On episode twelve, they recruit the fifth guy - a 19 yr boy with some clear issues and interesting backstory. If only we'd gotten to him earlier, this anime could've been so good.

With this all said - season two has already been planned, for July 2021. So yeah, episodes 6-11 are a bore. But there's a core of great and interesting ideas that might be tackled in season 2 - or they might spend another half season on the boring, useless, isekai world again.

I had high hopes for this anime, and they weren't fulfilled. 4/10. But I'll definitely be watching season two, in hopes that they get to the interesting part.

Update after going through the manga: Wow it's a shit ton better, but also the anime adapted it basically page for page.
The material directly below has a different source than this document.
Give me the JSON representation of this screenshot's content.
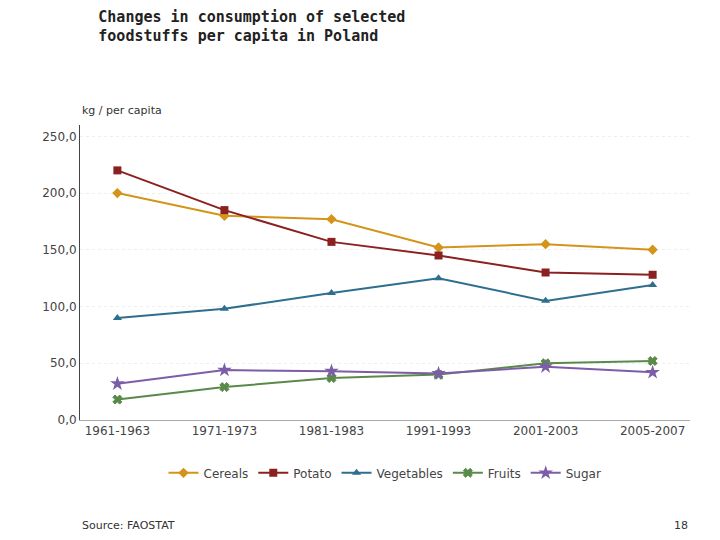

Basically, author was figuring out their stride, as it were. This anime is barely if at all indicative of what the series is about - I wouldn't mention this if it weren't for the fact that it's getting a second season, and that might be really amazing if they continue with the faithful-ness they have here.

Although, I'm not entirely sure the second island arc is long enough to fit a complete 12 episodes, and there's no way they're getting through the drug war arc.

So yeah - this series takes the parallel world/isekai concept to its core themes- the situations our heroes go in after this arc are directly parallel to current/several years ago modern events. The author does their research and doesn't make any presumptious (aka idiotic) claims about what should work, just uses literally what we have. The time skip means they don't even have to guess at what happens in the medium/long term (which would be quite a bold statement) and instead deals with it in isolation. Some people might dislike that because it's basically avoiding the issue, but I'm not sure there's any good answer when it's so closely tied to reality.

If that sounds incredible to you, it's because it is. If it sounds very basic to you, it also is - but its done incredibly thoroughly - at least for anyone who isn't actively studying the topics, I guess - I'm not one of those people so i can't speak on their behalf.

If you think the religious war part of this season was kinda like that - no, no, not even close.